La Belgique réfléchit à l’utilisation de caméras pour détecter l’usage du GSM au volant

Un système semi-automatique de reconnaissance d’images pourrait être utilisé prochainement pour détecter les personnes en infractions.

Depuis que les smartphones ont envahi nos vies, les accidents liés à leur utilisation n’ont cessé d’augmenter. Malgré l’interdiction de leur emploi au volant et les sanctions liées à cette infraction, de nombreux conducteurs imprudents continuent de se servir de leur appareil en conduisant. Pour tenter de mettre un terme à ces pratiques dangereuses, le gouvernement fédéral s’est mis d’accord sur l’utilisation de caméras intelligentes pour traquer l’utilisation du GSM au volant.

« Les mesures traditionnelles ne suffisent plus », estime la ministre de l’Intérieur Annelies Verlinden. « C’est pourquoi le gouvernement se tourne désormais vers le réseau de caméras ANPR (NDLR : Système de reconnaissance automatique des plaques d’immatriculation) qui est déjà en place le long des routes. »

Concrètement, le système prendra des photos de tous les conducteurs à travers leur pare-brise et fera appel à des algorithmes de reconnaissance d’images pour déterminer s’ils utilisent ou non un téléphone en conduisant.
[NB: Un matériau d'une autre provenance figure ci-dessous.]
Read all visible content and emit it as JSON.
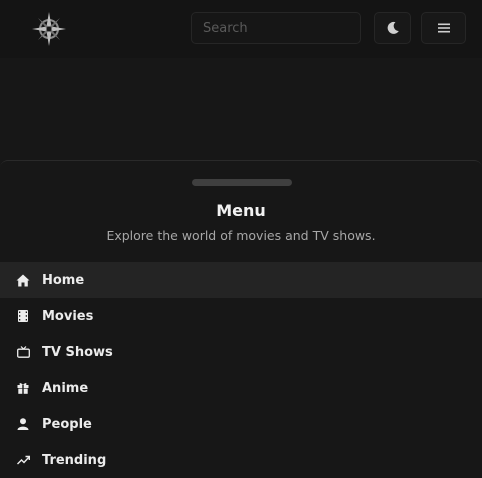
{
  "header": {
    "logo": "compass-star-logo",
    "search": {
      "placeholder": "Search",
      "value": ""
    },
    "theme_icon": "moon-icon",
    "menu_icon": "hamburger-icon"
  },
  "menu": {
    "title": "Menu",
    "description": "Explore the world of movies and TV shows.",
    "items": [
      {
        "label": "Home",
        "icon": "home-icon",
        "active": true
      },
      {
        "label": "Movies",
        "icon": "film-icon",
        "active": false
      },
      {
        "label": "TV Shows",
        "icon": "tv-icon",
        "active": false
      },
      {
        "label": "Anime",
        "icon": "gift-icon",
        "active": false
      },
      {
        "label": "People",
        "icon": "user-icon",
        "active": false
      },
      {
        "label": "Trending",
        "icon": "trending-icon",
        "active": false
      }
    ]
  },
  "colors": {
    "background": "#171717",
    "active_item": "#242424",
    "text": "#ececec",
    "muted_text": "#a7a7a7"
  }
}
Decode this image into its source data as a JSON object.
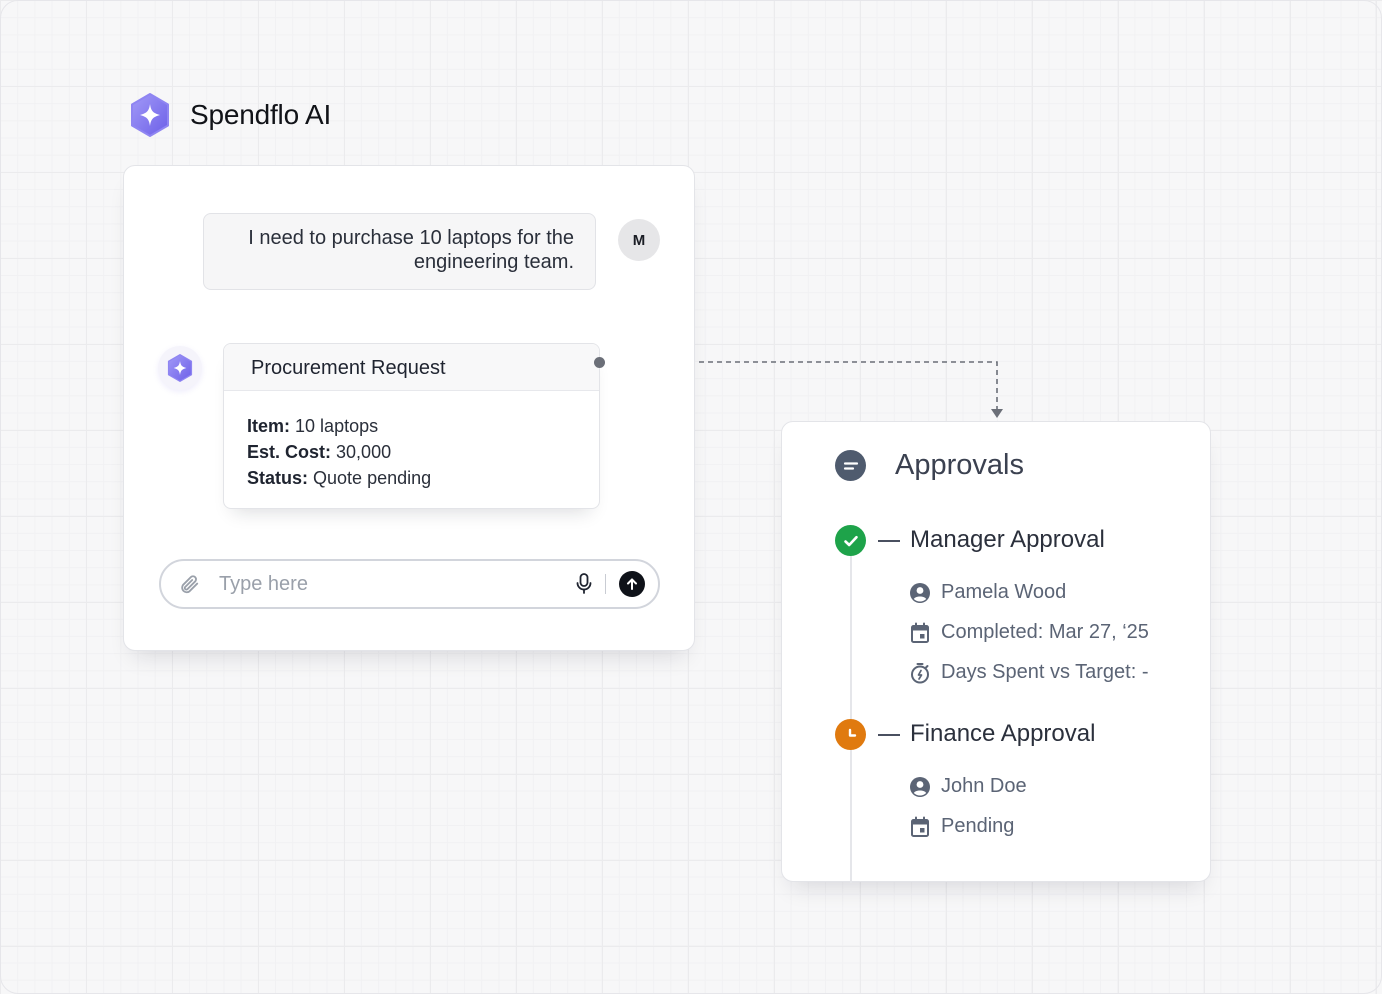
{
  "brand": {
    "name": "Spendflo AI",
    "icon": "sparkle-hexagon-icon",
    "color": "#7c6ef0"
  },
  "chat": {
    "user_message": "I need to purchase 10 laptops for the engineering team.",
    "user_avatar_initial": "M",
    "request_card": {
      "title": "Procurement Request",
      "fields": [
        {
          "label": "Item:",
          "value": "10 laptops"
        },
        {
          "label": "Est. Cost:",
          "value": "30,000"
        },
        {
          "label": "Status:",
          "value": "Quote pending"
        }
      ]
    },
    "input": {
      "placeholder": "Type here",
      "value": ""
    }
  },
  "approvals": {
    "title": "Approvals",
    "steps": [
      {
        "title": "Manager Approval",
        "status": "completed",
        "status_color": "#1ea34a",
        "details": [
          {
            "icon": "user-circle-icon",
            "text": "Pamela Wood"
          },
          {
            "icon": "calendar-icon",
            "text": "Completed: Mar 27, ‘25"
          },
          {
            "icon": "stopwatch-icon",
            "text": "Days Spent vs Target: -"
          }
        ]
      },
      {
        "title": "Finance Approval",
        "status": "pending",
        "status_color": "#e07a0f",
        "details": [
          {
            "icon": "user-circle-icon",
            "text": "John Doe"
          },
          {
            "icon": "calendar-icon",
            "text": "Pending"
          }
        ]
      }
    ]
  }
}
Leur plaque d’immatriculation sera également enregistrée. Si le système estime qu’une personne est en infraction, il enverra une alerte à un membre des forces de l’ordre qui déterminera s’il y a effectivement une transgression du Code de la route.

« Les premiers projets pilotes devraient débuter au début de l’année prochaine », indique le ministre de la Mobilité Georges Gilkinet. Pour l’instant, le gouvernement doit se pencher sur le cadre juridique entourant l’utilisation de ces systèmes de détection semi-automatiques.
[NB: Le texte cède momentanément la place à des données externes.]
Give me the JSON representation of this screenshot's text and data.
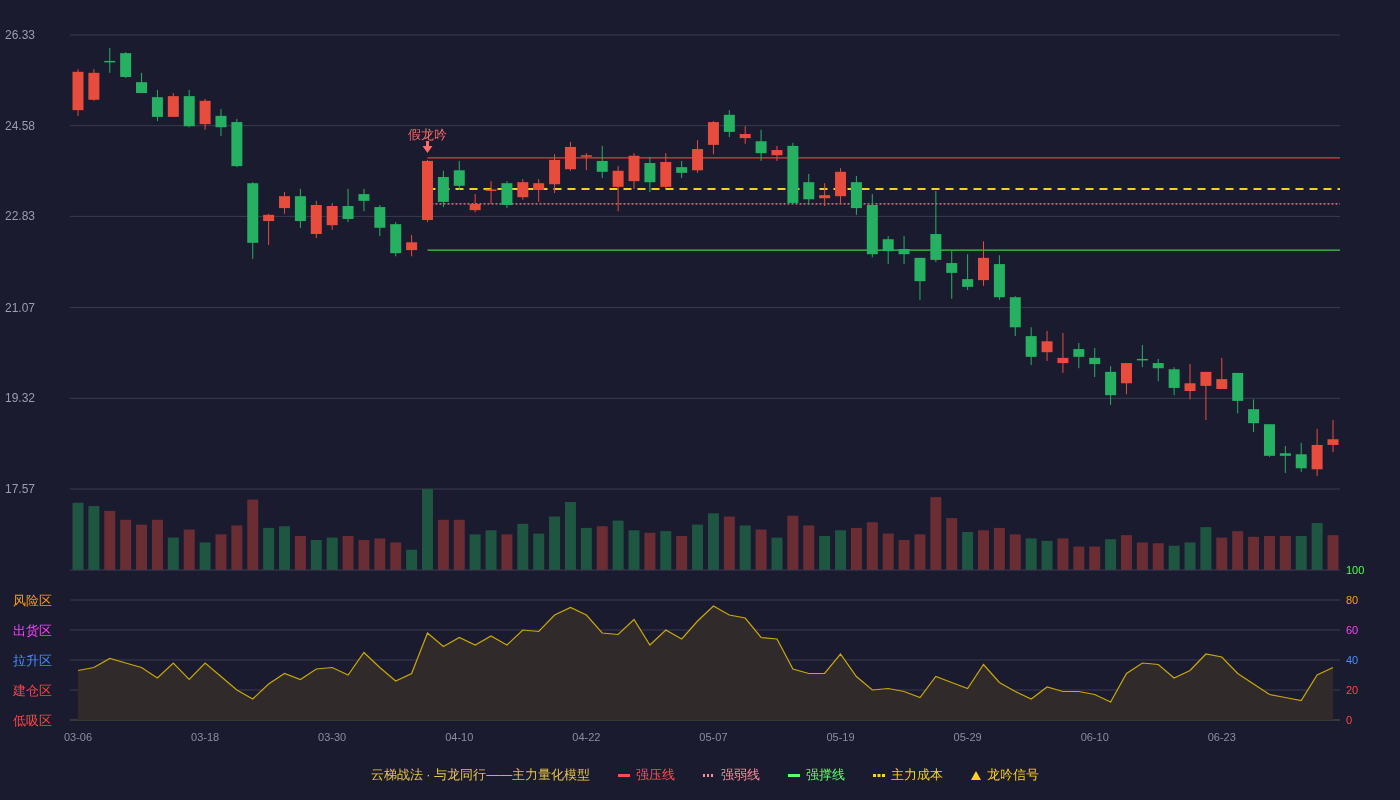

Ce nouveau plan fédéral de sécurité routière veut donner un rôle central aux nouvelles technologies dans la lutte contre les accidents de la route. Il sera accompagné par une trentaine d’autres mesures. Avec ces méthodes, le gouvernement ambitionne de réduire le nombre de morts à zéro pour 2050 et de diminuer le nombre de blessés graves de 90 %.